Actual maturities may differ from contractual maturities because issuers of the securities may have the right to
prepay obligations.
Amortized
Cost
Fair
Value
Due in one year or less .......................................................... $ 1,758,354 $ 1,761,097
Due after one year through five years ............................................... 2,751,954 2,766,263
Total .................................................................... $ 4,510,308 $ 4,527,360
For certain of the Company’s other financial instruments, including accounts receivable and accounts
payable, the carrying amounts approximate fair value due to their short maturities. For those financial
instruments where the carrying amounts differ from fair value, the following table represents the related carrying
values and the fair values, which are based on quoted market prices (in thousands).

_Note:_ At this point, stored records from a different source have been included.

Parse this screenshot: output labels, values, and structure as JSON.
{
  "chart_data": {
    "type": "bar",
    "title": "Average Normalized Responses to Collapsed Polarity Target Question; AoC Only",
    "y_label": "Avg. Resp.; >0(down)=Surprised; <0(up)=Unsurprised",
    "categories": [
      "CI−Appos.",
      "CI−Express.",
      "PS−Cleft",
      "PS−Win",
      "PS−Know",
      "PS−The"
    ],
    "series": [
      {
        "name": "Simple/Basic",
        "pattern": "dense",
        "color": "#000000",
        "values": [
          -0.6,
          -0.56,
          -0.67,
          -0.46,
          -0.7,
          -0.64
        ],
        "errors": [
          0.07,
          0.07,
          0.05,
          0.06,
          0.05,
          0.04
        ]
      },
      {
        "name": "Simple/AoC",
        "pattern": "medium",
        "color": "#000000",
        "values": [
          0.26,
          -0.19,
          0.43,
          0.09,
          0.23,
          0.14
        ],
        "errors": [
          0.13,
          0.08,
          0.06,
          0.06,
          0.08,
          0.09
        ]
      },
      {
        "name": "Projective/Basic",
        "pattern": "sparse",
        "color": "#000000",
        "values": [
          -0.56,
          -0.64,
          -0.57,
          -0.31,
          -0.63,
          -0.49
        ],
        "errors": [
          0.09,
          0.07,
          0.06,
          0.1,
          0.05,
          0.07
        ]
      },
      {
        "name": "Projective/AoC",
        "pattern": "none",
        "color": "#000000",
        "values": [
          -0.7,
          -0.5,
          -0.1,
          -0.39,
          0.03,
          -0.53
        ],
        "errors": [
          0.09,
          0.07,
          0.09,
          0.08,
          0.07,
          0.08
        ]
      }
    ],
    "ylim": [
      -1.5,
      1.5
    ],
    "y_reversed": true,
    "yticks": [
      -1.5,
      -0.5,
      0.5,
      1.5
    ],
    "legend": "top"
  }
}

January 1, 2012 January 2, 2011
Carrying
Value
Fair
Value
Carrying
Value
Fair
Value
1% Sr. Convertible Notes due 2013........................ $ 852,146 $ 914,140 $ 993,199 $ 1,118,375
1.5% Sr. Convertible Notes due 2017 ...................... 752,765 1,177,500 717,833 1,132,500
Total ............................................ $ 1,604,911 $ 2,091,640 $ 1,711,032 $ 2,250,875
Note 4: Derivatives and Hedging Activities
The Company uses derivative instruments primarily to manage exposures to foreign currency. The
Company’s primary objective in holding derivatives is to reduce the volatility of earnings and cash flows
associated with changes in foreign currency. The program is not designated for trading or speculative purposes.
The Company’s derivatives expose the Company to credit risk to the extent that the counterparties may be unable
to meet the terms of the agreement. The Company seeks to mitigate such risk by limiting its counterparties to
major financial institutions and by spreading the risk across several major financial institutions. In addition, the
potential risk of loss with any one counterparty resulting from this type of credit risk is monitored on an ongoing
basis.
The Company recognizes derivative instruments as either assets or liabilities on the balance sheet at fair
value and provides qualitative disclosures about objectives and strategies for using derivatives, quantitative
disclosures about fair value amounts of gains and losses on derivative instruments, and disclosures about credit-
risk-related contingent features in derivative agreements. Changes in fair value (i.e., gains or losses) of the
derivatives are recorded as cost of product revenues or other income (expense), or as accumulated OCI. The
Company does not offset or net the fair value amounts of derivative instruments and separately discloses the fair
value amounts of the derivative instruments as either assets or liabilities.